Yes, I think it is, just because we are being forced to think and act differently, it doesn’t mean there isn’t opportunity around us. First, we will need more and more content, from music to visuals. TV shows will be filmed in smaller groups, but they will still need songs and background music. Films will still need soundtracks and advertising, too. Songwriters, producers, artists and musicians are at a great advantage, as technology allows for all of us to collaborate from different parts of the world. We don’t need to be in a studio together anymore, technology has allowed us for many years to share large files over the internet. So in some ways, the music industry is ahead of the game.
With Live Music, we are forced to stay closer to home, to find the bands and artist in our home towns that we like, and not just wait for Taylor Swift or the Foo Fighters to come through town. When smaller venues open, they may attract a different audience than they did in 2019. It may get us out more, but in smaller numbers.
With the move online, does this open the door for musicians and educators around the country to participate in the programming at DIME?
DIME ONLINE has been delivering courses entirely online for 7 years now, so we know how online learning can work at its best. We have students studying in 27 countries around the world. Many collaborate with each other from the US to Africa, from Singapore to Sweden. This mix of cultures also influences new and interesting sounds in music and songwriting. Students have been listening to music individually for years now, even if they are sitting in groups they are all listening to their own music, wearing headphones, heads down, texting and watching SnapChat and TikTok videos.

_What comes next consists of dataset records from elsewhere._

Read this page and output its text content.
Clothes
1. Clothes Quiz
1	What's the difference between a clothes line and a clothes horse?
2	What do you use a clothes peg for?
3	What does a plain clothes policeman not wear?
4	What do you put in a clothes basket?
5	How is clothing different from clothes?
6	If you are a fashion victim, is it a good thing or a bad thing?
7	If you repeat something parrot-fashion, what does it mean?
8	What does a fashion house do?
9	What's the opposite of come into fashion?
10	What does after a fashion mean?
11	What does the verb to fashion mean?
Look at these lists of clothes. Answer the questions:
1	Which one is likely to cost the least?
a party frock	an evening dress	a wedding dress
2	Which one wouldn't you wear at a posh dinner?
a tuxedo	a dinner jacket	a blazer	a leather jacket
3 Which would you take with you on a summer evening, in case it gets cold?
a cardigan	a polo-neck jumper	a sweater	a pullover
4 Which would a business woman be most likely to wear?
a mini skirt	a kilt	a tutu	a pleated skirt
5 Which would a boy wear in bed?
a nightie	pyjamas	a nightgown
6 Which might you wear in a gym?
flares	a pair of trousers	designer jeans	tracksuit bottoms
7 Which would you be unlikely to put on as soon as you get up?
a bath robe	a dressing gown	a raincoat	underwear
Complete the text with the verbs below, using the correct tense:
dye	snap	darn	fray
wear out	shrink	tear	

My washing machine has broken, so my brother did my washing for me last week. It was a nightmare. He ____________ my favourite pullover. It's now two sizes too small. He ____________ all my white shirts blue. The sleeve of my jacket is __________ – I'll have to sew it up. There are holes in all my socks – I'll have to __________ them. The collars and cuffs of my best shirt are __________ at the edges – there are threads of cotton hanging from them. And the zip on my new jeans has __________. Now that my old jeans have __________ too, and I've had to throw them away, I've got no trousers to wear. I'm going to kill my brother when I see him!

What is your advice for an incoming student, eager to start a career in the music industry?
Just do it, there is no better time to do what you want, however you want. All the rules have been thrown out and in 2020 the only thing we can do is live the lives we want to. Music, DIME, and the music industry is a community, a diverse community of people that all have one thing in common – the love of music. Many students, when coming to DIME, say such things as ‘I have finally found my people’, ‘I felt like a freak before I came to DIME, and now I am where I was meant to be’, ‘No one believed in me until now’ – it’s about nurturing that feeling of belonging, that common language musicians, songwriters and music entrepreneurs have.
This program is for parents out there who have creative children, for young adults, for mothers and fathers, who never have the chance to follow their dreams, whose lives have been busy running around doing things that seem so unimportant now. We can all, without guilt, choose to do things differently, and that is liberating, so, if you want to learn how to write better songs, if you want to play guitar or drums, there are options out there for you, and DIME ONLINE is just one of them. www.dime-online.org.
As music lovers ourselves, we are grateful to have people out there in the world like you, Sarah. Your dedication to providing strong musical foundations for your students, offering them an opportunity for sustainable futures in the music industry, is inspiring.